By integrating these tools and improving our tracking methods, we can significantly enhance the accuracy and efficiency of referencing museum collections in scientific literature.
The Process:
Identify Journals of Interest:
Add journals directly to "journals.tsv" or extract them using the utilities built into this program. Control this process through the "Journal Population" section in "config.ini". Populate the Database:
Once the journals are identified, populate the database with their DOIs and metadata from CROSSREF. Download Papers:
Download as many papers as is practical, considering your resource limitations. Scan for References:
Scan the papers for possible references using a text-matching heuristic. Refer to "config.ini" and "readme.md" for detailed configuration instructions.
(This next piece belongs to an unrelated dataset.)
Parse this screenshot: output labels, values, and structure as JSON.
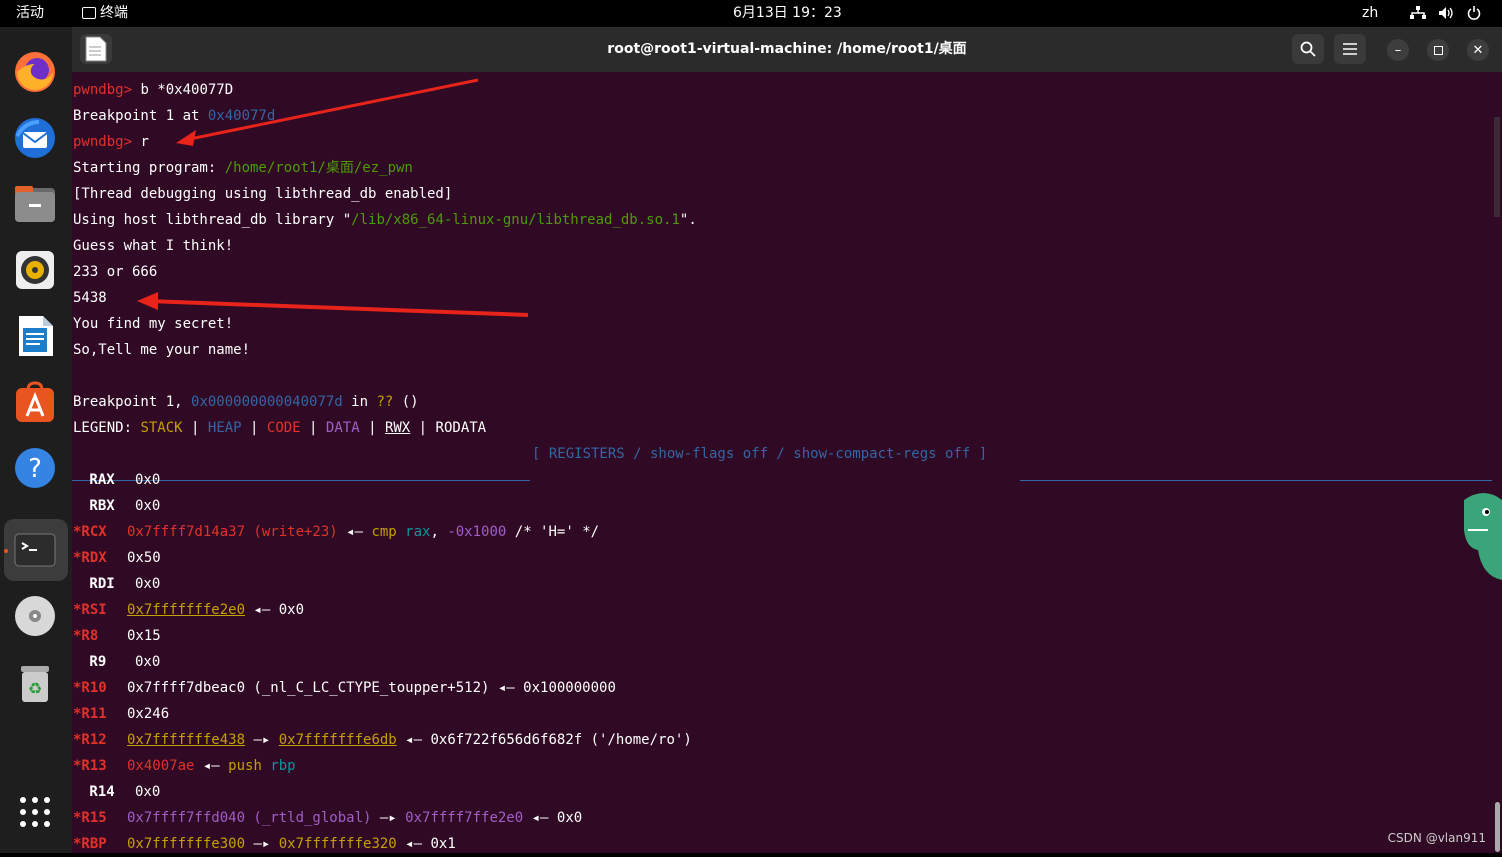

Manual Review:
Manually review the scan results to ensure accuracy and relevance. Extract Relevant Information:
Copy out relevant papers and list the identified possible references. Configuring and Running:
Most documentation is embedded in "config.template.ini". For more detailed notes, consult "README.md". It is recommended to run one step at a time with manual supervision, as this is a weeks-long process. Downloading the DOIs alone can take up to three days for a large collection of journals. Scoring, although relatively quick, requires careful attention. This process is designed to ensure thorough and accurate identification of references in scientific literature, albeit time-consuming and requiring meticulous manual oversight.